И снова многозначительный взгляд. Мол, все в твоих руках, Лэйрин. Если ты выжжешь свою темную половину, то мы оставим тебе жизнь. Я помнила разговор с белоглазым мастером, состоявшийся в ночь Святых Огней, когда умирал Роберт, наполняя силой своей крови землю и небо королевства, каждое слово помнила.

Высший мастер Таррэ поставил мне ультиматум: либо я принимаю его, как официального опекуна и телохранителя, либо чахну на цепи в самой глубокой шахте Белых гор, а когда выйдет срок обряда, умираю быстро и безвредно для мира.

Я была не прочь умереть быстро. Это, наверное, не страшно. Но год на цепи впечатлил.

Моя надежда, что воин рылом не вышел, чтобы замахиваться на регентство над королем, не оправдалась: Таррэ, насмешливо улыбнувшись уголком рта, предъявил доказательства высокородности. Кто бы мог подумать, что высший мастер в прошлом был лордом, главой дома Антари! А значит, магом-риэном. И что ему не сиделось на лордском месте?

Регентский совет, перепуганный Темной страной и взятый белыми вейриэнами горяченьким, утвердил Таррэ в составе коллегии. И ведь не подкопаешься! А уже через неделю белоглазый горец возглавил этот треклятый совет. Роберт в гробу бы перевернулся, если бы в таковом лежал.

Многие из придворных сочли смерть принцессы в такой день плохим предзнаменованием.

Я с ними не согласна. Это благоприятное предзнаменование. Одной гадюкой меньше. Та, кто держал свою родную сестру Виолу за руки, пока несчастную насиловал темный мерзавец Дирх, доигралась в темные игры.

Теперь хорошо бы отправить туда же ее сообщников. Наверняка замешана и принцесса Агнесс, вдова герцога Магри, заточенная в монастырь Робертом. Близняшки всегда действовали вместе.

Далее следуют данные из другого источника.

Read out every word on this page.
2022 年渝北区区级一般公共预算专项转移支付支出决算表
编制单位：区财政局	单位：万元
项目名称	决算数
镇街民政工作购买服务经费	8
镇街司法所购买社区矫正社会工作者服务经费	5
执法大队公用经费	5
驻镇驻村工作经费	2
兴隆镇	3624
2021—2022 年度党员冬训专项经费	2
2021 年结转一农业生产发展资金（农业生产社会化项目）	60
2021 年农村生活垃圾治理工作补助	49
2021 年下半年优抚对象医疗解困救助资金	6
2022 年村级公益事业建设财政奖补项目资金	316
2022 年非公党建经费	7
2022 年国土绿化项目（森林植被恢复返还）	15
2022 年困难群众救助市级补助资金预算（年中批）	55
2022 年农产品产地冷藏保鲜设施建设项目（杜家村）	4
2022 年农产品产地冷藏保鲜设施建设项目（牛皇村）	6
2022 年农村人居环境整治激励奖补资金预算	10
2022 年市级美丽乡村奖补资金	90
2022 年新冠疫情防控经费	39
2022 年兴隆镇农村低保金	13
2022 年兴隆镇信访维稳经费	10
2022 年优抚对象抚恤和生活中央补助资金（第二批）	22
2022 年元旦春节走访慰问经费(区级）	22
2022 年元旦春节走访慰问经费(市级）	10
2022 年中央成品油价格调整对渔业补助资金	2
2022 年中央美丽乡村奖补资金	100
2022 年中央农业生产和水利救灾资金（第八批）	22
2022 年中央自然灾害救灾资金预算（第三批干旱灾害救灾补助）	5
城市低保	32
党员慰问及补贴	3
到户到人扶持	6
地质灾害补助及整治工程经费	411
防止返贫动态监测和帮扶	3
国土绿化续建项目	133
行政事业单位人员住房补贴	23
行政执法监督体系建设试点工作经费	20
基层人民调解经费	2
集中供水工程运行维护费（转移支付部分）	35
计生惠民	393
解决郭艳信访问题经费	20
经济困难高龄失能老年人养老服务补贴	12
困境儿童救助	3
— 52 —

Пока знать в огромной трапезной опустошала в мое здравие последние винные бочки из королевского погреба, я лично побеседовала с кардиналом, так как толстяк категорически отказался встречаться с вейриэнами. И это было мне на руку, хотя ни на один вопрос я не получила ответ. Особенно меня интересовало, как получилось, что святая вода из священного, прошу заметить, сосуда превратилась в неведомую тварь, каким место лишь в Темной стране.

Кардинал Трамас возводил очи к небу, призывая его в свидетели, что церковь в этом заговоре не участвовала и ему ничего не известно ни о заговорщиках, ни о темных артефактах, превращающих святую воду в проклятую. И свалил всю вину на хранительницу монастыря, под чьим наблюдением содержались сестры.

— И как же вы, ваше чистейшество, собираетесь поднимать престиж церкви после такого падения?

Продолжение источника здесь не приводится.